For a project it calls Stihia Beyond, the group and its partners are designing a message to “explain humanity’s environmental crisis in terms of universal chemical principles,” which will be beamed into space along with selected pieces of music on October 4 of this year. I am eager to see the detailed message and how they intend to convey it to an alien civilization. I wonder what the residents of TRAPPIST-1e, if there are any, would make of it. Could it be that the message is really targeted toward Earth’s population? If we aren’t able to fix the climate crisis ourselves, we may not be ready for contact with an alien civilization.
I am also wondering how the music would be received. Alien reactions may range from annoyance to pleasure, or they may try desperately to decode a deeper meaning from it.
Of course, this is not the first group to design an interstellar message, the most famous of which was the “Golden Record” attached to the Voyager spacecraft. Nearly 50 years ago, in 1974, a message beamed from the Arecibo radio telescope in Puerto Rico was the very first attempt to send out a transmission meant to be understood by aliens. So far there’s been no reply.
Recently, a science team led by Jonathan Jiang from the Jet Propulsion Laboratory proposed a new message, which they call “Beacon in the Galaxy,” that essentially updates the Arecibo message by maximizing its information content about humanity, while using as few data bits as possible. Like the Arecibo message, Jiang’s message is binary coded and includes pixelated images. It begins with basic mathematical and physical concepts to establish (they hope) a universal lexicon, followed by a description of the biochemical composition of life on Earth. The aliens are given a way to determine our location: a time-stamped position of our Solar System in the Milky Way relative to certain easy-to-identify globular clusters.
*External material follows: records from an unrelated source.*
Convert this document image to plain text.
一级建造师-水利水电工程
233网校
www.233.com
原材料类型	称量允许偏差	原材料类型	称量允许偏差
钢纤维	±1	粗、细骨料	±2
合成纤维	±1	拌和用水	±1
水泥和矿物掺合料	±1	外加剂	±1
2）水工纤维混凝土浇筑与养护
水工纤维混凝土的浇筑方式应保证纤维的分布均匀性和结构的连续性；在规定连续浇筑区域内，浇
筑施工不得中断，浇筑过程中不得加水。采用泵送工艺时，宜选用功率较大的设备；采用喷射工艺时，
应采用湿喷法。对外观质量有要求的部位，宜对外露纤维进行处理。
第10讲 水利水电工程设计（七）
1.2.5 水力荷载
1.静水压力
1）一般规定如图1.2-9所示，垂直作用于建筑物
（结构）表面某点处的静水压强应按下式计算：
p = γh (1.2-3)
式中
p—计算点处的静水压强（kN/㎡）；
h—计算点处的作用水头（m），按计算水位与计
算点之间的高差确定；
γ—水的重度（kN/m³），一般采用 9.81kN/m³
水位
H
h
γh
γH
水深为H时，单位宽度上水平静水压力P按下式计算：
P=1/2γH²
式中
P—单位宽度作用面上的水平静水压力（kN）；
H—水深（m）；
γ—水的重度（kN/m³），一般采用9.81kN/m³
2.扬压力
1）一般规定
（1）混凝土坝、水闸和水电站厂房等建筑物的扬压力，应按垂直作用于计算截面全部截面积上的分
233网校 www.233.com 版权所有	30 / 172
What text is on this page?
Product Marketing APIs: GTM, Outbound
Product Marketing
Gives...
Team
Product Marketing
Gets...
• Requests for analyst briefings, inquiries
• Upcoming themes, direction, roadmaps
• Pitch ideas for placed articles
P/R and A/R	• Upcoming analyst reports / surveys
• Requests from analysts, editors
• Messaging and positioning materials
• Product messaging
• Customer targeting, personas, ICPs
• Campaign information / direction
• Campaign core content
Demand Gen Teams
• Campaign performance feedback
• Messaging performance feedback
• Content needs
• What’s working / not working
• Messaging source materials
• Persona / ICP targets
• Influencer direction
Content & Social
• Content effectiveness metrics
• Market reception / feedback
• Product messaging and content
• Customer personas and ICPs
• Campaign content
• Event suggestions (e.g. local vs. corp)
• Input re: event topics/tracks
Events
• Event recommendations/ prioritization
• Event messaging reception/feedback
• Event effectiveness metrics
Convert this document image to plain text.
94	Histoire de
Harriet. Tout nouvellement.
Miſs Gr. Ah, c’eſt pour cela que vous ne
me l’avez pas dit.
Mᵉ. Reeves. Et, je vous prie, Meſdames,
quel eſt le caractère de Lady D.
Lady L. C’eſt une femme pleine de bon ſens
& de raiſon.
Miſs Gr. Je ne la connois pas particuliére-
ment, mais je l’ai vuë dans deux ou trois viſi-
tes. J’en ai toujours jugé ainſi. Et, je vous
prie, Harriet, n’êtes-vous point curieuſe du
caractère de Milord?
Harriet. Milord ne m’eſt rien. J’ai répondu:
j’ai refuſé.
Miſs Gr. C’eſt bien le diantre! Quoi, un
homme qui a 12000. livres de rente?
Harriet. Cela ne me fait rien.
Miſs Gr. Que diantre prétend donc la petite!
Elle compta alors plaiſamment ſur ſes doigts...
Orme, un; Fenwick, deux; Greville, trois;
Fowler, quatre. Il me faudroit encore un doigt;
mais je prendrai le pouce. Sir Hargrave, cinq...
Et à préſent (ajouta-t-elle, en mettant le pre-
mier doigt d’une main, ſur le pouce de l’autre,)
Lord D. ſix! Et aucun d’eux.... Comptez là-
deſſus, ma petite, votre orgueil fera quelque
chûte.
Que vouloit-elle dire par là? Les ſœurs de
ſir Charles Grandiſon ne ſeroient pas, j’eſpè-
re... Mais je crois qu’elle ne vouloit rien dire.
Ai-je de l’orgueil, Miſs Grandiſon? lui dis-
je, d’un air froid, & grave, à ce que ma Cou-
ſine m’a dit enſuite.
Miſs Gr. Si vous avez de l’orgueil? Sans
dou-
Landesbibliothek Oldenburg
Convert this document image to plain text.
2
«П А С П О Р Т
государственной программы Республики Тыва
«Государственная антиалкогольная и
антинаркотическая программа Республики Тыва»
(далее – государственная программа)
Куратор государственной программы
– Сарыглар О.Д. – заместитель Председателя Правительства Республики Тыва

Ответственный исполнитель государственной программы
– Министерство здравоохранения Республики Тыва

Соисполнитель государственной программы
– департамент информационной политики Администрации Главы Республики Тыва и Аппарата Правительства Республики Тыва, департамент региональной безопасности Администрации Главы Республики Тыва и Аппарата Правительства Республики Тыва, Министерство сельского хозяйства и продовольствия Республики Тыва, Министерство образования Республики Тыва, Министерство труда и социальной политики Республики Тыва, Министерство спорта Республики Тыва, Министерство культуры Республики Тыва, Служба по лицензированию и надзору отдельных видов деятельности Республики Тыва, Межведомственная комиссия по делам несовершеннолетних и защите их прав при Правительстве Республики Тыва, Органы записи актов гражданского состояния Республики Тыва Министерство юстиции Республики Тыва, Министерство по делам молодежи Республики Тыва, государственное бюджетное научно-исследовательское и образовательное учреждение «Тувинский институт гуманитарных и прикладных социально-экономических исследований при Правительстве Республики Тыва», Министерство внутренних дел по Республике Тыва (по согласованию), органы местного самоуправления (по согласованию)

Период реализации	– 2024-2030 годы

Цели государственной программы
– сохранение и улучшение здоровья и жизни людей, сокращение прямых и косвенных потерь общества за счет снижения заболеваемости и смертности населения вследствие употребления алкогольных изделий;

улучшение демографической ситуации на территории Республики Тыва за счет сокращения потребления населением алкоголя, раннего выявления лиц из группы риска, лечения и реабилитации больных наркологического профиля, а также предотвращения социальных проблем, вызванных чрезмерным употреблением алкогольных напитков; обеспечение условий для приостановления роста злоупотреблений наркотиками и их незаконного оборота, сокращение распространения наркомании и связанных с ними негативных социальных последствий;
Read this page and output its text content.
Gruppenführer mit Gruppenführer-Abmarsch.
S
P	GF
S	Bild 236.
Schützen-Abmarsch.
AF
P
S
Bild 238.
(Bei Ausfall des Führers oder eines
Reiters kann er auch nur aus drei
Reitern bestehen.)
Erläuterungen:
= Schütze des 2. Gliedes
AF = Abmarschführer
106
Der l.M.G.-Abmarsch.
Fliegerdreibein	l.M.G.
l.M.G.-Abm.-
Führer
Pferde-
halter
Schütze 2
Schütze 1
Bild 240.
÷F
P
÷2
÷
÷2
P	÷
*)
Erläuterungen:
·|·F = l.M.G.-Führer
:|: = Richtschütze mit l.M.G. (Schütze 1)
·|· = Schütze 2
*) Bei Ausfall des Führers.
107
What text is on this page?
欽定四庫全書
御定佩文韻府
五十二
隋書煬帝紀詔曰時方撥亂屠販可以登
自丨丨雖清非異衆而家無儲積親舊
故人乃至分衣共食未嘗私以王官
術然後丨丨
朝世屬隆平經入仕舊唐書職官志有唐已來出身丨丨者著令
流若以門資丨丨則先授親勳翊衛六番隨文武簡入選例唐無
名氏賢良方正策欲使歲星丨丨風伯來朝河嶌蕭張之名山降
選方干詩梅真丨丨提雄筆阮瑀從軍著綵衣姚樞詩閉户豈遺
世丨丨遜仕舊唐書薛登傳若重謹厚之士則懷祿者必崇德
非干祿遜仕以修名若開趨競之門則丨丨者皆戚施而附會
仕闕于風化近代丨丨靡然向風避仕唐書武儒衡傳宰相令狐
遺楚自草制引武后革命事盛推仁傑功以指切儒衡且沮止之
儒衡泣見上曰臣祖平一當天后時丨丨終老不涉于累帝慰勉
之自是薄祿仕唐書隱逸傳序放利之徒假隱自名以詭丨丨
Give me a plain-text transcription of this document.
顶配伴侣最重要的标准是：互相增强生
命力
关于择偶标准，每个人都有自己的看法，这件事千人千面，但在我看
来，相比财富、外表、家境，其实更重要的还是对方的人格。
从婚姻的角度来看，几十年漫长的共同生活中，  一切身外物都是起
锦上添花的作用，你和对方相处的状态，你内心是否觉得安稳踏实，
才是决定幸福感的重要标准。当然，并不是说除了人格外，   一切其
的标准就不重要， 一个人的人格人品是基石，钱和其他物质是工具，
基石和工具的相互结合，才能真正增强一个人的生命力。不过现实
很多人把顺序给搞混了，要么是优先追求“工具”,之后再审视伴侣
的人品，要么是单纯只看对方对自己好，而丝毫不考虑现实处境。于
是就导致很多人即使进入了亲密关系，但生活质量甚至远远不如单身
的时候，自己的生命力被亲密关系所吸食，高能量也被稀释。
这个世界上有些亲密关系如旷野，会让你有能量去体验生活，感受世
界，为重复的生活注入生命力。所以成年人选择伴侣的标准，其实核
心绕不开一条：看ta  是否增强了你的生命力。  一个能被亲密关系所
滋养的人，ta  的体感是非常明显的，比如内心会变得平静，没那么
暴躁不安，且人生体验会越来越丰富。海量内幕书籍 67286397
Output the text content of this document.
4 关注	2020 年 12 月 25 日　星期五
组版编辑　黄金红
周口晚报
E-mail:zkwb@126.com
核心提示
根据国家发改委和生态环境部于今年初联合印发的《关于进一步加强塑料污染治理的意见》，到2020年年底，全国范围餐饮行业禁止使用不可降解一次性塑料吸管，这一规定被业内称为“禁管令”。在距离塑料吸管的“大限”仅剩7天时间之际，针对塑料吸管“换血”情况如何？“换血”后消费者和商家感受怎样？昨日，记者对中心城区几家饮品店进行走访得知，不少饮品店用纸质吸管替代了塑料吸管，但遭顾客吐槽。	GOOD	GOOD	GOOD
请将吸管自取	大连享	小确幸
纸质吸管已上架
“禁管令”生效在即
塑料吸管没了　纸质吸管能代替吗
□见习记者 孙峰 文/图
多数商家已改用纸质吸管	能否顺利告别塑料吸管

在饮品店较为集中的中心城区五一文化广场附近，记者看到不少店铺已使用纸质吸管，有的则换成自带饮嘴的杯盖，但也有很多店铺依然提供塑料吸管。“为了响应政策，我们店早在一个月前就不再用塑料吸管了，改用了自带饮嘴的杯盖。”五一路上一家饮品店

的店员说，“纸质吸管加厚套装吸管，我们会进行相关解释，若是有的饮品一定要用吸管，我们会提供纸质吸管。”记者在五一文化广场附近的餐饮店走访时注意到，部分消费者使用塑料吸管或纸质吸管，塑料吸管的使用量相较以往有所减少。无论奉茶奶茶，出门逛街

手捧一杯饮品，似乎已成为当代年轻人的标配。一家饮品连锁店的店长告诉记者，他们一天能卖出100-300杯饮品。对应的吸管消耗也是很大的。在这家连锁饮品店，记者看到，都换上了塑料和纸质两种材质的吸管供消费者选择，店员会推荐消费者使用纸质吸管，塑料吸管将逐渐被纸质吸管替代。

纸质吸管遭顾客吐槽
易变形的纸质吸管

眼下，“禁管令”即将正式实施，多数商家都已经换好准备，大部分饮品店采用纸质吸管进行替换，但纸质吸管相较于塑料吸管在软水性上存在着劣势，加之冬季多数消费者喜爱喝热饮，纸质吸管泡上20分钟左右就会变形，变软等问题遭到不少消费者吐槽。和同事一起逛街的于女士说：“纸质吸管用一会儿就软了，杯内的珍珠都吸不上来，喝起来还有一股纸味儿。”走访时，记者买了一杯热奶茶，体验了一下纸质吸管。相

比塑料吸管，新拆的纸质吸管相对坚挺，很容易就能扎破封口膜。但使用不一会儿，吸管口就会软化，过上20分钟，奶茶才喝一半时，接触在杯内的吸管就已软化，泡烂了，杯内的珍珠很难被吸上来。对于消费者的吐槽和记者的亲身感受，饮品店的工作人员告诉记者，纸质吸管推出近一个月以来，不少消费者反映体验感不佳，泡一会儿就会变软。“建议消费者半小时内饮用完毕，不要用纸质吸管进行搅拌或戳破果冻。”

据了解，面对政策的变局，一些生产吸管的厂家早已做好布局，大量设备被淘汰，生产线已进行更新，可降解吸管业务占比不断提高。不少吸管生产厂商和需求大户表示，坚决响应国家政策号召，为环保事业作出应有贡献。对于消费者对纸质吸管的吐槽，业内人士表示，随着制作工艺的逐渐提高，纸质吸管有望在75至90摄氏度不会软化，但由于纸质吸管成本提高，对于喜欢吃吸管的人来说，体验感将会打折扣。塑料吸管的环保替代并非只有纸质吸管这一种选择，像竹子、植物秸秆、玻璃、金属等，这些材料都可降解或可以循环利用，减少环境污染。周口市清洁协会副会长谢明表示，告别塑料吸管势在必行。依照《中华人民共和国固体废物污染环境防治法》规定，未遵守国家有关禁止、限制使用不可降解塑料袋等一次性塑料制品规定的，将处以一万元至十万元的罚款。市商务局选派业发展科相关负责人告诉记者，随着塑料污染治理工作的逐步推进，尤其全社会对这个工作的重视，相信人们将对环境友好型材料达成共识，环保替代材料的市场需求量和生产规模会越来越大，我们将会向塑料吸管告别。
The message also includes digitized depictions of the Solar System and Earth’s surface, as well as digitized images of a female and a male human. It ends with an invitation to any receiving intelligent species to respond.
Will they get the message?
While the METI team will send their message to a star that is relatively close to Earth, Jiang and his colleagues propose targeting a star cluster thousands of light years away, near the center of our galaxy. This seems nonsensical to me. The message would take many thousands of years to reach an extraterrestrial civilization, and by the time it arrived, the signal would surely be degraded to radio noise. Understanding an alien culture’s message is hard enough. This degradation might make it impossible. Even METI’s transmission to the TRAPPIST-1 system might have a lot of static by the time it arrives 39 years later.
That might be a comfort to those worried about the perils of interstellar messaging, however. Time and the incredible distances between the stars are on your side.